AAMI presented a webinar on May 4, 2020 in which representatives from 3M, Steris, ASP, Sterilucent, and Battelle discussed the CDC strategies for N95 use and Emergency Use Authorizations (EUAs) granted by the FDA regarding the decontamination of N95 respirators. The presentation was based on US regulations as they stand in May 2020.

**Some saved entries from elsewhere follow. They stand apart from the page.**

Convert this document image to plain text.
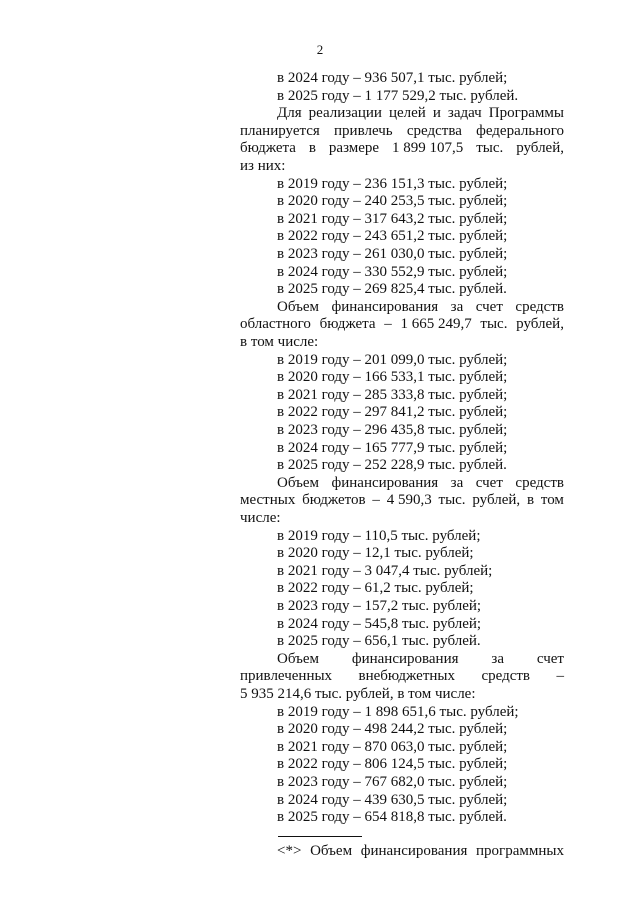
2
в 2024 году – 936 507,1 тыс. рублей;
в 2025 году – 1 177 529,2 тыс. рублей.
Для реализации целей и задач Программы
планируется привлечь средства федерального
бюджета в размере 1 899 107,5 тыс. рублей,
из них:
в 2019 году – 236 151,3 тыс. рублей;
в 2020 году – 240 253,5 тыс. рублей;
в 2021 году – 317 643,2 тыс. рублей;
в 2022 году – 243 651,2 тыс. рублей;
в 2023 году – 261 030,0 тыс. рублей;
в 2024 году – 330 552,9 тыс. рублей;
в 2025 году – 269 825,4 тыс. рублей.
Объем финансирования за счет средств
областного бюджета – 1 665 249,7 тыс. рублей,
в том числе:
в 2019 году – 201 099,0 тыс. рублей;
в 2020 году – 166 533,1 тыс. рублей;
в 2021 году – 285 333,8 тыс. рублей;
в 2022 году – 297 841,2 тыс. рублей;
в 2023 году – 296 435,8 тыс. рублей;
в 2024 году – 165 777,9 тыс. рублей;
в 2025 году – 252 228,9 тыс. рублей.
Объем финансирования за счет средств
местных бюджетов – 4 590,3 тыс. рублей, в том
числе:
в 2019 году – 110,5 тыс. рублей;
в 2020 году – 12,1 тыс. рублей;
в 2021 году – 3 047,4 тыс. рублей;
в 2022 году – 61,2 тыс. рублей;
в 2023 году – 157,2 тыс. рублей;
в 2024 году – 545,8 тыс. рублей;
в 2025 году – 656,1 тыс. рублей.
Объем финансирования за счет
привлеченных внебюджетных средств –
5 935 214,6 тыс. рублей, в том числе:
в 2019 году – 1 898 651,6 тыс. рублей;
в 2020 году – 498 244,2 тыс. рублей;
в 2021 году – 870 063,0 тыс. рублей;
в 2022 году – 806 124,5 тыс. рублей;
в 2023 году – 767 682,0 тыс. рублей;
в 2024 году – 439 630,5 тыс. рублей;
в 2025 году – 654 818,8 тыс. рублей.
<*> Объем финансирования программных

The speaker from 3M discussed the hierarchy of strategies the CDC outlines with respect to the way respirators are used. The hierarchy is as follows: use of other respirator types, extended use of N95s (not discarding after every use), N95 use past their shelf life, placement in a breathable bag and allowed to sit for five days before reusing, and lastly, decontamination of N95s. The first strategy falls under the tier of “conventional capacity” (everyday use), the second strategy falls under the tier of “contingency capacity” (expected shortage), and the three final strategies fall under “crisis capacity” (known shortage). Although the CDC emphasizes that decontamination of N95s should be the last resort, the COVID-19 pandemic has induced an incessant demand and a shortage, introducing the need for decontamination. The most promising decontamination methods are vaporized hydrogen peroxide, ultraviolet germicidal irradiation, and moist heat. The 3M representative discussed that it should be the manufacturers that determine which method should be used with their specific manufactured N95, and that there are four factors that determine if a certain decontamination method works: efficacy (the method must inactivate the virus), safety (safe for the wearer), filtration (method must not damage filtration), and fit (must maintain sealing ability). Based on these four factors, 3M has determined four methods to be effective: the three methods listed above, vaporized hydrogen peroxide, ultraviolet germicidal irradiation, and moist heat, in addition to environmental vaporized hydrogen peroxide. They have determined two possibly suitable methods: microwave-generated steam and liquid hydrogen peroxide, and have recommended AGAINST eight methods: autoclaving, dry heat, isopropyl alcohol, soap, dry microwave irradiation, chlorine bleach, disinfectant wipes, and ethylene oxide.

The webinar continued with representatives from Steris, ASP, Sterilucent, and Battelle, companies specializing in sterilization who have received EUA from the FDA. Each representative addressed what their approaches have been and continue to be during the COVID-19 pandemic.